Overlapping the judicial transition were Oct. 25 requests from a coalition of fishing conservation groups led by the National Wildlife Federation and the state of Oregon, which are plaintiffs in the lawsuit, and ally Nez Perce Tribe, that criticized the federal government’s progress report on 2010 implementation of 2008/2010 BiOp measures.
Those requests said “... NWF respectfully asks the Court to take two steps, both within the context of the current remand, to bring sufficient accountability to the remand to ensure that it results in a scientifically sound and legally adequate revised biological opinion.” Those requested steps would involve the appointment of a settlement judge and the creation of an independent science panel to review the work being done to repair NOAA Fisheries Federal Columbia River Power System biological opinion.
The federal government responded by asking the judge to “decline” the requests, insisting that the process in place for fortifying the BiOp is well on its way to satisfying the judge’s concerns about the government’s strategy for boosting salmon stocks.”
The federal brief filed Nov. 16 says the federal agencies are “fully committed to following the Court’s remand order.
“The agencies are aggressively implementing the RPA actions and obtaining scientific and technical data to support mitigation measures and the completion of a new or supplemental
biological opinion by 2014. In particular, the agencies are continuing to work with local experts
and through established forums to identify specific habitat restoration projects – in the estuary
and tributary habitats – through 2018.” As now written the BiOp is scheduled to be in place through 2018.
In a Dec. 1 brief the plaintiffs and Nez Perce Tribe collectively asked the judge for permission to respond to the Justice Department’s Nov. 16 brief.
Along with their Dec. 1 “motion for leave” to file a response, the NWF, Oregon and Nez Perce Tribe filed a proposed “short, joint reply memorandum.” As of Thursday the judge had not granted permission for the memorandum filing.

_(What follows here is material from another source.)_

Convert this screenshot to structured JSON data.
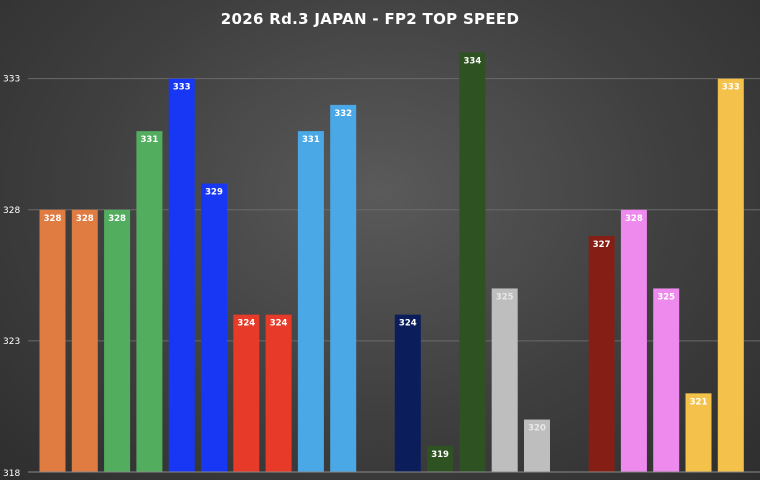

The memo addresses “arguments raised in the memoranda of Federal Defendants and allied parties in response to Plaintiffs’ comments on Federal Defendants’ 2010 Progress Report. Because these parties’ arguments were necessarily raised and developed for the first time in response to Plaintiffs’ comments, Plaintiffs have had no other opportunity to respond to them,” according to the motion for leave. “Plaintiffs have limited their joint reply to only the most significant of these issues and have prepared it as expeditiously as possible in light of holiday schedules and their desire to file a single joint reply. The proposed reply is attached to assist the Court in resolving this motion.”

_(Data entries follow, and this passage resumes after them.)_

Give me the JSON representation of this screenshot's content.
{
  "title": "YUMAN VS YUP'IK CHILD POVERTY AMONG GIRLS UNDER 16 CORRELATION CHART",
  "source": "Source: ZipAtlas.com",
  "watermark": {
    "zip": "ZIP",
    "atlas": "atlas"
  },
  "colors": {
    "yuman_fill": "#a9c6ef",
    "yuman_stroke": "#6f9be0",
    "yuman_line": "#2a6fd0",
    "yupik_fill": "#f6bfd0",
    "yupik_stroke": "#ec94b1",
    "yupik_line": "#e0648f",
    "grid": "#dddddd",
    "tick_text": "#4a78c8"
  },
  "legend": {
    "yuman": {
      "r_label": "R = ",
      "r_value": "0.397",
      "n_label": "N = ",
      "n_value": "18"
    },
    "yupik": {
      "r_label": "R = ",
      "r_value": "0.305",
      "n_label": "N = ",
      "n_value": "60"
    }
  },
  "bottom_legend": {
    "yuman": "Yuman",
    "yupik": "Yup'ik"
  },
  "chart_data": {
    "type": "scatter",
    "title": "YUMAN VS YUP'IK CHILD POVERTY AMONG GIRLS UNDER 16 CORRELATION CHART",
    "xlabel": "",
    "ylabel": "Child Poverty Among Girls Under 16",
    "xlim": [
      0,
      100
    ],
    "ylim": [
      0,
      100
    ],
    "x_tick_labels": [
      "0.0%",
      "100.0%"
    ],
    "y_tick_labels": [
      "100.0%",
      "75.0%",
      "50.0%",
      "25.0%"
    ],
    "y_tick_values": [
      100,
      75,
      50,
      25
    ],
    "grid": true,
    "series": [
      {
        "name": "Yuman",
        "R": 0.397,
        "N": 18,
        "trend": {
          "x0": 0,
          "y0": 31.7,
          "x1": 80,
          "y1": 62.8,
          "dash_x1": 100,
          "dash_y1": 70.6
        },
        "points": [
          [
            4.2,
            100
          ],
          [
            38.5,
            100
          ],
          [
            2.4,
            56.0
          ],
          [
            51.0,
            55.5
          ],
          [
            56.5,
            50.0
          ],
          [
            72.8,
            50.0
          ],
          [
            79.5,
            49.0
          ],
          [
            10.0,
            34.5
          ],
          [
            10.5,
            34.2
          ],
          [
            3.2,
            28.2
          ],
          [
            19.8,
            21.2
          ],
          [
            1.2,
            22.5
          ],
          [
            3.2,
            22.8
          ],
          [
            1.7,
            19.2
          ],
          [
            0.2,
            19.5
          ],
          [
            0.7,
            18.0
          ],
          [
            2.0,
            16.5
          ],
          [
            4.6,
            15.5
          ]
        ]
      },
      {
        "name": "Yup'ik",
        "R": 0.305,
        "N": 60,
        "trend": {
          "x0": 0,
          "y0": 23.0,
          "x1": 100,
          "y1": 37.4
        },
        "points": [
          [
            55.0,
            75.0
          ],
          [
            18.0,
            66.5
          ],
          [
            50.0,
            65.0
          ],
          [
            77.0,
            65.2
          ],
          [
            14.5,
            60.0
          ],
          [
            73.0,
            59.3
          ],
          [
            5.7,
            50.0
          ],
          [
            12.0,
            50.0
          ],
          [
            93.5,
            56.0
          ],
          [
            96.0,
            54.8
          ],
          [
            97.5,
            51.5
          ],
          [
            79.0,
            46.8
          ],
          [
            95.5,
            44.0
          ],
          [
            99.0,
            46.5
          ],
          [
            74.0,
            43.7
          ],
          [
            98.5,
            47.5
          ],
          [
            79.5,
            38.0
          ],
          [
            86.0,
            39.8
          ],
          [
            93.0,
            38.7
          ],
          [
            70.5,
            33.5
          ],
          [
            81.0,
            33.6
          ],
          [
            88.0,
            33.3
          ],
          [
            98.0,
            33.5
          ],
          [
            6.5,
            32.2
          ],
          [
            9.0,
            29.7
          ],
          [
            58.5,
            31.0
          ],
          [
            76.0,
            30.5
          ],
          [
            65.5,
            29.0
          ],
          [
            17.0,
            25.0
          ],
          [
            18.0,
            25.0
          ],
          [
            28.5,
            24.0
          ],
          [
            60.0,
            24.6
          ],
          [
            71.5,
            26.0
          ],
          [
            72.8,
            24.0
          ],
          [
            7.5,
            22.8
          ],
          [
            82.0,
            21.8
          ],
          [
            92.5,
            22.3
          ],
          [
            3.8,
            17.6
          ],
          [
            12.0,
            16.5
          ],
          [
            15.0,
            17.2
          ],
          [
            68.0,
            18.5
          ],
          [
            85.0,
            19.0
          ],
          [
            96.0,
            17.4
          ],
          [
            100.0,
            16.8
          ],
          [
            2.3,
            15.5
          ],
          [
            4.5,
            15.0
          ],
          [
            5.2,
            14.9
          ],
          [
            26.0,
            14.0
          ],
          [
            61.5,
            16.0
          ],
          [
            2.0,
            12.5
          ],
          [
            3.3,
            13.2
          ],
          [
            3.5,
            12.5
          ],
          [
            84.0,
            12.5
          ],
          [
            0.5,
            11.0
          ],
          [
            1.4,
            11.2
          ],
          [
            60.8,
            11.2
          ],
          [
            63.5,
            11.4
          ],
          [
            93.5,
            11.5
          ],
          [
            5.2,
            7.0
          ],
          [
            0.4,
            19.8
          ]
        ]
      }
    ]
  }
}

The plaintiffs had earlier “asked the Court --within the context of its ongoing and broad authority to supervise a remand -- to appoint a settlement Judge to help Plaintiffs and Federal Defendants reach agreement regarding the issues NOAA Fisheries will address on remand in light of the Court’s ruling on the 2008/2010 BiOps.” They also asked the court to appoint an independent scientists to assess whether implementation of the RPA “is achieving the survival improvements the BiOps predicted would be necessary to avoid jeopardy.”
“If we are to break the cycle of failure that has now led to multiple inadequate biological opinions -- and well over a decade of litigation -- we must employ all reasonable and available tools, and do so sooner rather than later,” the plaintiffs’ proposed brief says.